Apple fixed a FaceTime bug on Thursday that allowed people to eavesdrop and also said it will pay a 14-year-old high school student for reporting the problem.
The bug was related to Apple’s group FaceTime feature. It allowed a caller in a group call to hear audio from another person, whether or not that person accepted or rejected the call.
The bug affected iPhones, iPads and Macs. Apple released a fix for the problem Thursday, according to CNN Business. Users should install it immediately.
The fix came nine days after videos of the problem in action went viral on social media, CNN said. In some cases, the bug could also show live video of another person if they pressed a volume button to dismiss a FaceTime call.

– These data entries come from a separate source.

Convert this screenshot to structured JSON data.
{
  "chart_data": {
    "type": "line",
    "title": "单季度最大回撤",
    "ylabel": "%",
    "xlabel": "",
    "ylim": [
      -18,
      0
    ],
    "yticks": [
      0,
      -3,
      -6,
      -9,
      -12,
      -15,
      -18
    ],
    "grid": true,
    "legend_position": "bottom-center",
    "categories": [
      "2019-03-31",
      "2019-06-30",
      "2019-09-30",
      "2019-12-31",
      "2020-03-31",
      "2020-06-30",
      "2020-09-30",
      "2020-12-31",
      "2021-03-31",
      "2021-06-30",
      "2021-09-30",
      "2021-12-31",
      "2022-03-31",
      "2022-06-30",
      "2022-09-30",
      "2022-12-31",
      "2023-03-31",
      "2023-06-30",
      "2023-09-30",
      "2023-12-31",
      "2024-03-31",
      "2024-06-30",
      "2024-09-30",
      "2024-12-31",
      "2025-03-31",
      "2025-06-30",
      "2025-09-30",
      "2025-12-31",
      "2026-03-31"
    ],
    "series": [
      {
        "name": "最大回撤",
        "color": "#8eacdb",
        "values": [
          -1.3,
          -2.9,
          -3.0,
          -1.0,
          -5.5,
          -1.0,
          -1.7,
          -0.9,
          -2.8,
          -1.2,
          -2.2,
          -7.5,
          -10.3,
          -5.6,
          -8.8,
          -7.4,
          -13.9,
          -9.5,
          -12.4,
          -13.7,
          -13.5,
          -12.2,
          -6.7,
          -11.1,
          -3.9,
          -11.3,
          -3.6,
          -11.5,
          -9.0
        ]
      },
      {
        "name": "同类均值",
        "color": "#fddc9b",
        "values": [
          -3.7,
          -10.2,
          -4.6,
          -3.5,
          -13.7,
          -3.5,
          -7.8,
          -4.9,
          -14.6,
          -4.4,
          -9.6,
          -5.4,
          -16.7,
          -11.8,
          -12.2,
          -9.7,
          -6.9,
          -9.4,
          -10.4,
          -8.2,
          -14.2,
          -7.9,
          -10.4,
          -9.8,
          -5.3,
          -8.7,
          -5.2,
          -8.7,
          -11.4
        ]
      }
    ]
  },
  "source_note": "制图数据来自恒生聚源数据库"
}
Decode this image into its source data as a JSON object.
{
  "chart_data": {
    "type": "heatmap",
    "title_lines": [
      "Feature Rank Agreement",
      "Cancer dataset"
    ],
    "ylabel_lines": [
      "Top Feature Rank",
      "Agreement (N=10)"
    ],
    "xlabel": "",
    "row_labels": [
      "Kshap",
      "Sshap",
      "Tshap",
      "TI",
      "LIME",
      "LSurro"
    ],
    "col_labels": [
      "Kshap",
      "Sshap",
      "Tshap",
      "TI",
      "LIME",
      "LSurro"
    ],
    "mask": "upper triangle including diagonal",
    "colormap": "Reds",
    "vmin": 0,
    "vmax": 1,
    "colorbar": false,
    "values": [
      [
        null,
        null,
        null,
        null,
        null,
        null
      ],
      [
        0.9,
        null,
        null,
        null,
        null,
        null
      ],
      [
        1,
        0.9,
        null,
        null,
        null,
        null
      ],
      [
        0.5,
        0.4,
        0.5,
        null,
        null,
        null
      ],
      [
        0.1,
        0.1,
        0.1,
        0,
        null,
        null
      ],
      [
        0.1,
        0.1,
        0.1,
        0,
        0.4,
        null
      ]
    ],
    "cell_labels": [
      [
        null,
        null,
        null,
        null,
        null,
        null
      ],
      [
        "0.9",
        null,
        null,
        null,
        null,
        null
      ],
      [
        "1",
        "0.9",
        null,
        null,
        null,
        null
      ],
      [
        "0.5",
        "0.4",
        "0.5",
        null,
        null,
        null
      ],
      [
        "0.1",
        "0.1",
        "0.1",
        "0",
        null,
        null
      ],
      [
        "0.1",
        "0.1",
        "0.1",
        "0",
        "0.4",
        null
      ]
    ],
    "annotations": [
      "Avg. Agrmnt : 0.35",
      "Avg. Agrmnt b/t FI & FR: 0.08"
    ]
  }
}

Grant Thompson, a freshman at Catalina Foothills High School in Tucson, Arizona, found the bug a little over two weeks ago during a chat with friends while playing the video game “Fortnite,” according to The Wall Street Journal. His mother spent a week trying to notify Apple of the flaw.
Apple said it plans to pay the Thompson family and make a gift toward Grant’s education. The company wouldn’t say how much it will pay, the Journal said.
Apple also credited Daven Morris, a 27-year-old software developer from Texas, with reporting the issue, according to the Journal. He reported the problem Jan. 27, several days after the Thompsons.
Apple has a “bug bounty” program that in some cases can pay up to hundreds of thousands of dollars to researchers reporting bugs, according to the Journal.
Apple deemed the flaw so serious that it disabled the group FaceTime feature while it worked on a fix, according to the BBC. Grant’s mother sent several emails and other messages to Apple about the vulnerability earlier in January, but initially got no response.
The company later apologized for the problem, the Journal said.